Dikişlerle, hayvan analjezikler almalı ve anesteziklerden kurtulmaya başlayana kadar bir ısıtma yastığına yerleştirilmelidir. Dört pozitif CD ve sekiz pozitif hücre arasındaki oran, kan örneği analizi ile haftalık olarak takip edilebilir. Oranı 1.521 civarında olan hayvanlar timusu kabul etti.

Nakledilen timustaki Thy sit popülasyonlarının yüzdeleri, endojen kontrol timusunda bulunan yüzdelere benzer. Hayvan. Nakledilen timusun intravital görüntülemesi, yeni bir hayvan cerrahisi ve hayvan tutucu cihazımızın kullanılmasını gerektirecektir. İlk önce ketamin, ksilazin ve estetik enjekte edin.

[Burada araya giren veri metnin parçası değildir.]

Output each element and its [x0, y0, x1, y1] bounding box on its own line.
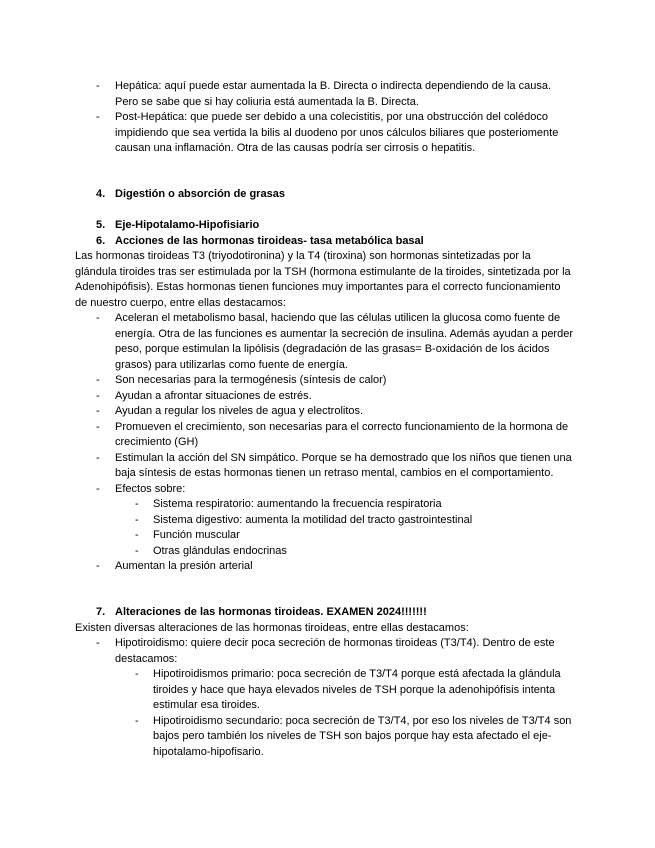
- list-item-label: Hipotiroidismo: quiere decir poca secreción de hormonas tiroideas (T3/T4). Dentro de este destacamos:: [115, 637, 555, 665]
- list-item: - Aumentan la presión arterial: [75, 559, 575, 575]
- section-title: Alteraciones de las hormonas tiroideas. EXAMEN 2024!!!!!!!: [115, 606, 427, 618]
- list-item-label: Efectos sobre:: [115, 482, 186, 495]
- section-title: Acciones de las hormonas tiroideas- tasa metabólica basal: [115, 234, 424, 247]
- list-item: - Ayudan a regular los niveles de agua y electrolitos.: [75, 404, 575, 420]
- list-item-hypothyroidism: [75, 636, 575, 760]
- section-intro-paragraph: Existen diversas alteraciones de las hormonas tiroideas, entre ellas destacamos:: [75, 621, 469, 634]
- sections-5-6: [75, 218, 575, 575]
- section-number: 5.: [96, 219, 106, 231]
- sub-list-item: - Hipotiroidismos primario: poca secreción de T3/T4 porque está afectada la glándula tiroides y hace que haya elevados niveles de TSH porque la adenohipófisis intenta estimular esa tiroides.: [115, 667, 575, 714]
- sub-list-item: - Sistema digestivo: aumenta la motilidad del tracto gastrointestinal: [115, 513, 575, 529]
- section-intro-paragraph: Las hormonas tiroideas T3 (triyodotironina) y la T4 (tiroxina) son hormonas sintetizadas por la glándula tiroides tras ser estimulada por la TSH (hormona estimulante de la tiroides, sintetizada por la Adenohipófisis). Estas hormonas tienen funciones muy importantes para el correcto funcionamiento de nuestro cuerpo, entre ellas destacamos:: [75, 250, 571, 309]
- section-number: 7.: [96, 606, 106, 618]
- list-item-effects: [75, 482, 575, 560]
- section-7: [75, 605, 575, 760]
- section-number: 6.: [96, 234, 106, 247]
- section-4: [75, 187, 575, 203]
- hypothyroidism-sublist: [115, 667, 575, 760]
- section-heading: [75, 218, 575, 234]
- bilirubin-list: [75, 79, 575, 157]
- list-item: - Ayudan a afrontar situaciones de estrés.: [75, 389, 575, 405]
- list-item: - Son necesarias para la termogénesis (síntesis de calor): [75, 373, 575, 389]
- section-heading: [75, 234, 575, 250]
- list-item: - Estimulan la acción del SN simpático. Porque se ha demostrado que los niños que tienen una baja síntesis de estas hormonas tienen un retraso mental, cambios en el comportamiento.: [75, 451, 575, 482]
- sub-list-item: - Función muscular: [115, 528, 575, 544]
- section-title: Eje-Hipotalamo-Hipofisiario: [115, 219, 260, 231]
- effects-sublist: [115, 497, 575, 559]
- section-title: Digestión o absorción de grasas: [115, 188, 285, 200]
- sub-list-item: - Otras glándulas endocrinas: [115, 544, 575, 560]
- thyroid-alterations-list: [75, 636, 575, 760]
- list-item: - Promueven el crecimiento, son necesarias para el correcto funcionamiento de la hormona de crecimiento (GH): [75, 420, 575, 451]
- list-item: - Aceleran el metabolismo basal, haciendo que las células utilicen la glucosa como fuente de energía. Otra de las funciones es aumentar la secreción de insulina. Además ayudan a perder peso, porque estimulan la lipólisis (degradación de las grasas= B-oxidación de los ácidos grasos) para utilizarlas como fuente de energía.: [75, 311, 575, 373]
- section-heading: [75, 187, 575, 203]
- bilirubin-list-block: [75, 79, 575, 157]
- sub-list-item: - Hipotiroidismo secundario: poca secreción de T3/T4, por eso los niveles de T3/T4 son bajos pero también los niveles de TSH son bajos porque hay esta afectado el eje-hipotalamo-hipofisario.: [115, 714, 575, 761]
- list-item: - Post-Hepática: que puede ser debido a una colecistitis, por una obstrucción del colédoco impidiendo que sea vertida la bilis al duodeno por unos cálculos biliares que posteriomente causan una inflamación. Otra de las causas podría ser cirrosis o hepatitis.: [75, 110, 575, 157]
- section-heading: [75, 605, 575, 621]
- sub-list-item: - Sistema respiratorio: aumentando la frecuencia respiratoria: [115, 497, 575, 513]
- list-item: - Hepática: aquí puede estar aumentada la B. Directa o indirecta dependiendo de la causa. Pero se sabe que si hay coliuria está aumentada la B. Directa.: [75, 79, 575, 110]
- section-number: 4.: [96, 188, 106, 200]
- thyroid-actions-list: [75, 311, 575, 575]
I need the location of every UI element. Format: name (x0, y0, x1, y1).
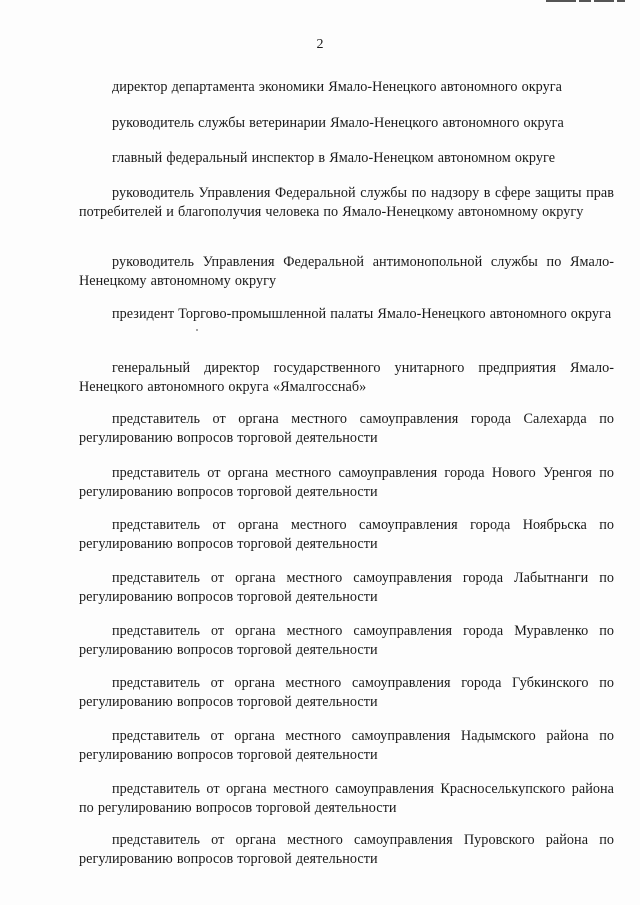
scan-speck (196, 329, 198, 331)
member-consumer-protection-head: руководитель Управления Федеральной службы по надзору в сфере защиты прав потребителей и благополучия человека по Ямало-Ненецкому автономному округу (79, 185, 614, 220)
member-noyabrsk-representative: представитель от органа местного самоуправления города Ноябрьска по регулированию вопросов торговой деятельности (79, 517, 614, 552)
page-number: 2 (316, 37, 324, 52)
member-director-economics: директор департамента экономики Ямало-Ненецкого автономного округа (112, 79, 562, 96)
member-federal-inspector: главный федеральный инспектор в Ямало-Ненецком автономном округе (112, 150, 556, 167)
member-novy-urengoy-representative: представитель от органа местного самоуправления города Нового Уренгоя по регулированию вопросов торговой деятельности (79, 465, 614, 500)
member-krasnoselkup-district-representative: представитель от органа местного самоуправления Красноселькупского района по регулированию вопросов торговой деятельности (79, 781, 614, 816)
member-salekhard-representative: представитель от органа местного самоуправления города Салехарда по регулированию вопросов торговой деятельности (79, 411, 614, 446)
member-labytnangi-representative: представитель от органа местного самоуправления города Лабытнанги по регулированию вопросов торговой деятельности (79, 570, 614, 605)
member-purovsky-district-representative: представитель от органа местного самоуправления Пуровского района по регулированию вопросов торговой деятельности (79, 832, 614, 867)
member-gubkinsky-representative: представитель от органа местного самоуправления города Губкинского по регулированию вопросов торговой деятельности (79, 675, 614, 710)
member-veterinary-service-head: руководитель службы ветеринарии Ямало-Ненецкого автономного округа (112, 115, 564, 132)
scan-artifact-mark (546, 0, 636, 3)
member-nadym-district-representative: представитель от органа местного самоуправления Надымского района по регулированию вопросов торговой деятельности (79, 728, 614, 763)
member-antimonopoly-head: руководитель Управления Федеральной антимонопольной службы по Ямало-Ненецкому автономному округу (79, 254, 614, 289)
member-yamalgossnab-director: генеральный директор государственного унитарного предприятия Ямало-Ненецкого автономного округа «Ямалгосснаб» (79, 360, 614, 395)
member-muravlenko-representative: представитель от органа местного самоуправления города Муравленко по регулированию вопросов торговой деятельности (79, 623, 614, 658)
member-chamber-of-commerce-president: президент Торгово-промышленной палаты Ямало-Ненецкого автономного округа (112, 306, 612, 323)
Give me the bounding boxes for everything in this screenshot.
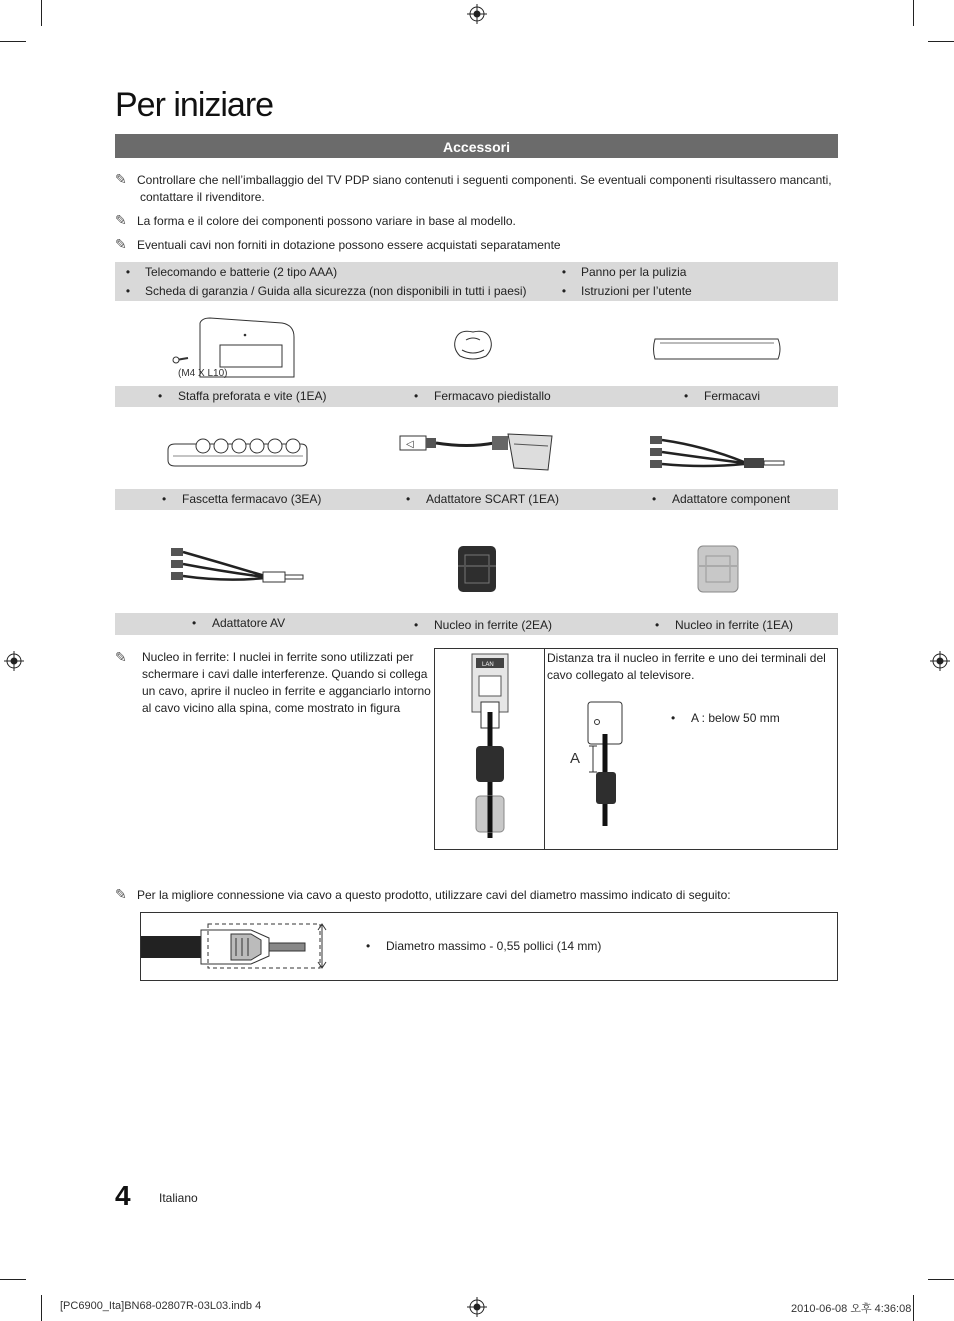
cable-clamp-image — [163, 432, 311, 470]
note-pencil-icon: ✎ — [115, 212, 127, 228]
crop-mark — [913, 0, 914, 26]
crop-mark — [0, 41, 26, 42]
note-variation: ✎ La forma e il colore dei componenti possono variare in base al modello. — [115, 212, 516, 228]
included-item: • Panno per la pulizia — [581, 265, 686, 279]
stand-cable-holder-image — [450, 326, 496, 364]
note-pencil-icon: ✎ — [115, 171, 127, 187]
registration-mark-icon — [467, 4, 487, 24]
cable-note: ✎ Per la migliore connessione via cavo a questo prodotto, utilizzare cavi del diametro massimo indicato di seguito: — [115, 886, 731, 902]
included-item: • Istruzioni per l’utente — [581, 284, 692, 298]
included-item: • Telecomando e batterie (2 tipo AAA) — [145, 265, 337, 279]
language-label: Italiano — [159, 1191, 198, 1205]
registration-mark-icon — [930, 651, 950, 671]
cable-diameter-diagram — [141, 920, 331, 972]
item-label: • Fascetta fermacavo (3EA) — [182, 492, 321, 506]
crop-mark — [928, 1279, 954, 1280]
cable-ties-image — [650, 335, 785, 363]
crop-mark — [913, 1295, 914, 1321]
lan-label: LAN — [482, 662, 494, 668]
ferrite-core-light-image — [695, 543, 741, 595]
page-number: 4 — [115, 1180, 131, 1211]
section-title: Accessori — [115, 134, 838, 158]
item-label: • Adattatore component — [672, 492, 790, 506]
distance-value: • A : below 50 mm — [691, 711, 780, 725]
footer-timestamp: 2010-06-08 오후 4:36:08 — [791, 1303, 912, 1315]
screw-size-label: (M4 X L10) — [178, 368, 228, 379]
component-adapter-image — [644, 432, 792, 476]
included-item: • Scheda di garanzia / Guida alla sicurezza (non disponibili in tutti i paesi) — [145, 284, 527, 298]
item-label: • Nucleo in ferrite (2EA) — [434, 618, 552, 632]
distance-diagram — [585, 700, 630, 830]
ferrite-core-dark-image — [455, 543, 499, 595]
ferrite-note: Nucleo in ferrite: I nuclei in ferrite sono utilizzati per schermare i cavi dalle interferenze. Quando si collega un cavo, aprire il nucleo in ferrite e agganciarlo intorno al cavo vicino alla spina, come mostrato in figura — [142, 650, 431, 715]
crop-mark — [0, 1279, 26, 1280]
item-label: • Adattatore AV — [212, 616, 285, 630]
note-pencil-icon: ✎ — [115, 649, 127, 665]
item-label: • Adattatore SCART (1EA) — [426, 492, 559, 506]
page-title: Per iniziare — [115, 86, 274, 124]
note-contents: ✎ Controllare che nell’imballaggio del TV PDP siano contenuti i seguenti componenti. Se eventuali componenti risultassero mancanti, contattare il rivenditore. — [115, 171, 832, 204]
cable-diameter-value: • Diametro massimo - 0,55 pollici (14 mm) — [386, 939, 601, 953]
note-pencil-icon: ✎ — [115, 236, 127, 252]
crop-mark — [928, 41, 954, 42]
crop-mark — [41, 1295, 42, 1321]
note-cables: ✎ Eventuali cavi non forniti in dotazione possono essere acquistati separatamente — [115, 236, 561, 252]
distance-a-label: A — [570, 750, 581, 767]
lan-ferrite-diagram — [470, 652, 510, 842]
table-divider — [544, 648, 545, 850]
registration-mark-icon — [467, 1297, 487, 1317]
footer-file-info: [PC6900_Ita]BN68-02807R-03L03.indb 4 — [60, 1300, 262, 1312]
item-label: • Nucleo in ferrite (1EA) — [675, 618, 793, 632]
crop-mark — [41, 0, 42, 26]
note-pencil-icon: ✎ — [115, 886, 127, 902]
av-adapter-image — [165, 544, 310, 588]
distance-note: Distanza tra il nucleo in ferrite e uno dei terminali del cavo collegato al televisore. — [547, 651, 826, 682]
item-label: • Fermacavo piedistallo — [434, 389, 551, 403]
item-label: • Staffa preforata e vite (1EA) — [178, 389, 327, 403]
svg-text:◁: ◁ — [406, 439, 414, 450]
registration-mark-icon — [4, 651, 24, 671]
scart-adapter-image — [398, 430, 556, 476]
item-label: • Fermacavi — [704, 389, 760, 403]
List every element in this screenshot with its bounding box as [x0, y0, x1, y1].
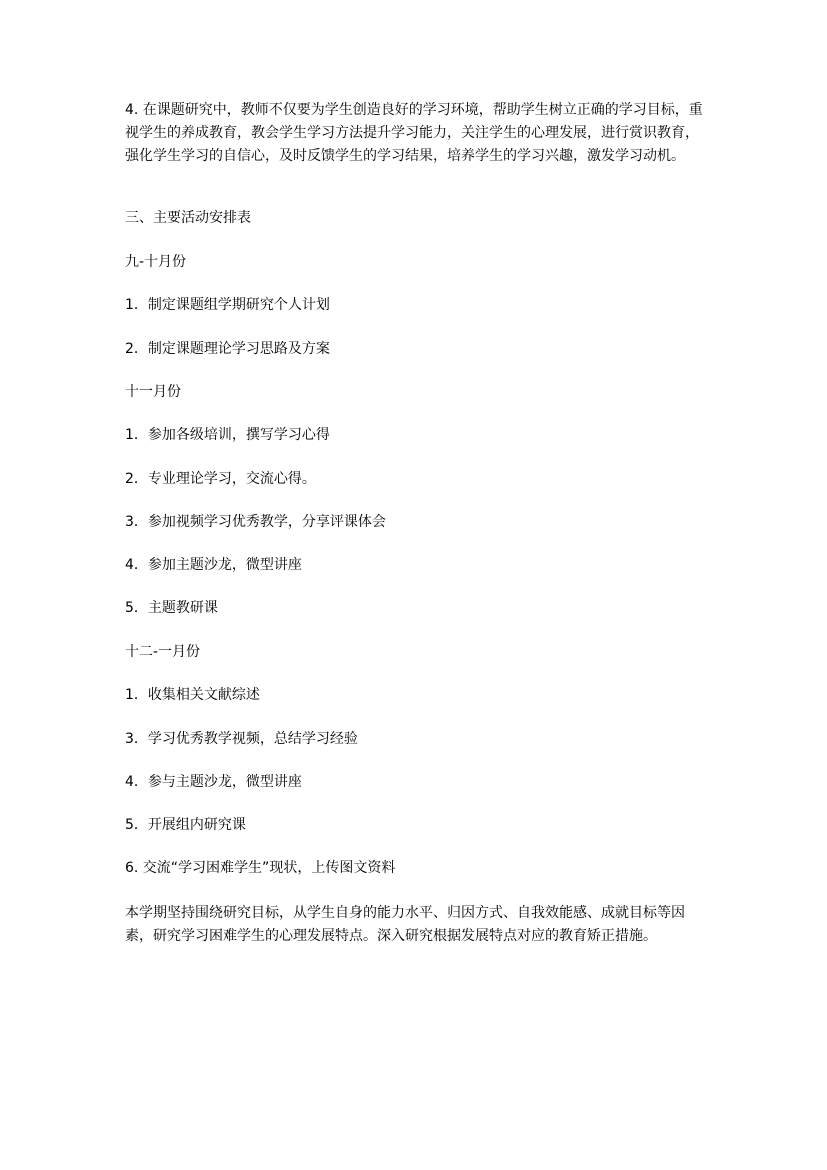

Hayvan bilinçsiz hale geldiğinde, intravenöz olarak bir ısıtma yastığının üzerine koyun. Dokunuzdaki kan akışının gelecekte gözlemlenmesine izin vermek için Rodin b izotiyosiyanat dekstran enjekte edin. Böbreğin orijinal konumuna geri dönmesini önlemek için nakledilen timusu içeren böbreği ortaya çıkarmak için cildi ve periton boşluğunu açın.

Cilt kesisinin yan tarafını dikişlerle kapatın. Hayvanı, hayvan tutucu aşamasının üstündeki ısıtma yastığına aktarın. Böbreğin her iki tarafını da sıkıştırın.

Alüminyum folyodan yapılmış bir kelepçe kullanarak. Hayvan tutucuyu kapatın ve üst ısıtıcıyı yerleştirin. Dokunuza mümkün olduğunca yakın bir şekilde sondalayın.

Hazırlığınızın üzerine düşük erime noktalı aros ekleyin. Tüm hazırlığı üst ısıtıcı ile örtün. Anesteziyi izleyin ve her 40 dakikada bir anestezik takviye yapın.

Ameliyatı bitirdikten sonra, tüm kurulum şimdi daha fazla görüntüleme elde etmek için iki foton mikroskobuna aktarılır. Bizim durumumuzda, bir kravat safir lazer, dört üst PMT ve 20 x suya daldırma objektifi ile donatılmış bir Prairie Ultima iki foton mikroskobu kullandık. Önce lazeri ve mikroskobu açın.

Ardından, istenen dalga boylarına göre RIC aynaları ve filtre setleri ekleyin. Hayvanı mikroskoba koyun. Tüm ısıtıcı pedlerini kontrolörlerine bağlayın.

Üst ısıtıcı açıklığının üzerine su ekleyin ve objektifi dikkatlice suya indirin. XY, Z harici denetleyiciyi kullanarak kan damarlarına veya GFPT kayıtlarına odaklanın. İlgilendiğiniz bölgeyi hızlı bir şekilde bulun.

Renk ayrımını optimize etmek ve arka plan üzerinde yeterli sinyal elde etmek için gereken lazeri en aza indirmek için PMT'lerdeki kazancı ayarlayın. İlgilenilen bölge bulunduktan sonra, temel kurulumumuzdaki 50 mikrometre derinliğindeki doku hacminin sıralı görüntülerini elde ederek hızlandırılmış görüntüleme alımına başlayın. Her cildin elde edilmesi 30 saniye sürer.

Bu nedenle, bu cildin 60 ardışık tekrarından sonra 30 dakikalık bir görüntü elde etmeye ulaşılır. Bu video, timüsün içindeki GFP pozitif Hücreleri göstermektedir. Hücre hareketine ve damarların içindeki kan akışına dikkat edin.

Bununla birlikte, hazırlık iyi değilse, bu durumda, organ sıcaklığı düşüktür. Kan akışı devam ederken bile hücre hareket etmeyi durdurur. Buradaki yöntem, timositlerin ViiV gözlemine izin verir.

Bu yöntemler, T hücresi gelişimi sırasında Timosit dağılımını ve etkileşimlerini gözlemlemekle ilgilenen herhangi bir immünolog için çok yararlı olmalıdır, oldukça basit olmasına rağmen, herhangi bir deneysel artefakttan kaçınmak için birkaç adıma dikkat etmelidir. Örneğin, herhangi bir kan damarına zarar vermemeye özen göstermelisiniz çünkü bu, doku içindeki oksijenlenmeyi azaltacaktır. Ayrıca, sıcaklık her zaman 37 santigrat derecede tutulmalıdır.

Son olarak, burada elde edilen sonuçlar, diğer sonuçları doğrulamak için veya x vivo tekniklerle elde edilen çok yararlı olmalıdır.